OBBB signed: Reinstates immediate expensing for U.S.-based R&D
Scope of the Change (Section 174 / R&D Expensing)
- TCJA (effective 2022) forced R&D – including software development – to be capitalized and amortized (5 years domestic, 15 years foreign).
- Commenters describe absurd situations where companies losing cash still owed tax because R&D salaries couldn’t be fully deducted in the current year.
- OBBB restores immediate expensing for domestic R&D and explicitly treats software development as R&D, with a catch‑up deduction allowed for 2022–2024 costs.

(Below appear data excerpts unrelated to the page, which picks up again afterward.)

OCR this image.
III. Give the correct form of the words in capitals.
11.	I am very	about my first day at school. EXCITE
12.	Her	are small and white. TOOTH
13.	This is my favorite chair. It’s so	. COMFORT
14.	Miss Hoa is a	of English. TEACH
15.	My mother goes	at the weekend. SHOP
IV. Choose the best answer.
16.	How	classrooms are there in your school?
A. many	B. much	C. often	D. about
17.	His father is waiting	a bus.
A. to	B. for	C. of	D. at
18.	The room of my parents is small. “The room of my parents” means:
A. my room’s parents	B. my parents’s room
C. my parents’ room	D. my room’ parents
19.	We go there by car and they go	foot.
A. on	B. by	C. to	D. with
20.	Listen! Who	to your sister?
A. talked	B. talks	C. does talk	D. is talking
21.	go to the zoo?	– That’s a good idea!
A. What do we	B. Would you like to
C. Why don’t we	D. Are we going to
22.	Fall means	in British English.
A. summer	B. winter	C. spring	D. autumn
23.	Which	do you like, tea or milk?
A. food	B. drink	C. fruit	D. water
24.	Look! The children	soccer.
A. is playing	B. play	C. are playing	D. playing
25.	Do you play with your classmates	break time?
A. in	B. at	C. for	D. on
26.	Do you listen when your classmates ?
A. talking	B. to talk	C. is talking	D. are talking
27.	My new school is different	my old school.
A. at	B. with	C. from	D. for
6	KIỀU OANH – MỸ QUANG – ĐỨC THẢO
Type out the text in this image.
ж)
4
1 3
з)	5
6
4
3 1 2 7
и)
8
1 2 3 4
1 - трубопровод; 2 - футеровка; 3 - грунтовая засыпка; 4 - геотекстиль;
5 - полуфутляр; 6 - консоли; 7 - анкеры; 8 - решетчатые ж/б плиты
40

- Many see this as undoing a serious policy mistake that hurt startups and cash‑flow‑positive growth companies and generated significant accounting overhead (engineer time classification, “project” bureaucracy).
Domestic vs Foreign R&D and Offshoring Incentives
- Foreign R&D remains on a 15‑year amortization schedule. Some hail this as “literally could not be better” for US tech workers.
- Others do the math: the NPV penalty is modest compared to 50–70% lower offshore wages, so tax timing alone rarely outweighs labor‑cost arbitrage.
- Debate over what counts as “foreign” (employees of a foreign subsidiary vs direct foreign contractors) remains somewhat unclear in the discussion.
- Several note persistent non‑tax frictions with offshoring: time zones, culture, legal complexity, chronic quality/coordination issues and repeated cycles of offshoring then onshoring.
Immigration, H‑1B, and Fees
- Thread highlights a raft of new or higher immigration‑related fees and a small excise tax on certain cash remittances abroad.
- Some argue this effectively raises the cost of foreign workers, indirectly favoring domestic hiring; others see it as nickel‑and‑diming immigrants rather than fixing core issues (like H‑1B wage floors).
Impact on Hiring, Layoffs, and AI Narrative
- Many expect improved startup cash flow and some increase in US developer hiring or at least fewer layoffs, especially at smaller firms that truly felt 174.
- Others think the layoffs were mainly about higher interest rates, stock‑price management, and AI “vibes,” so the reversal of 174 will only partially offset broader headcount pressure.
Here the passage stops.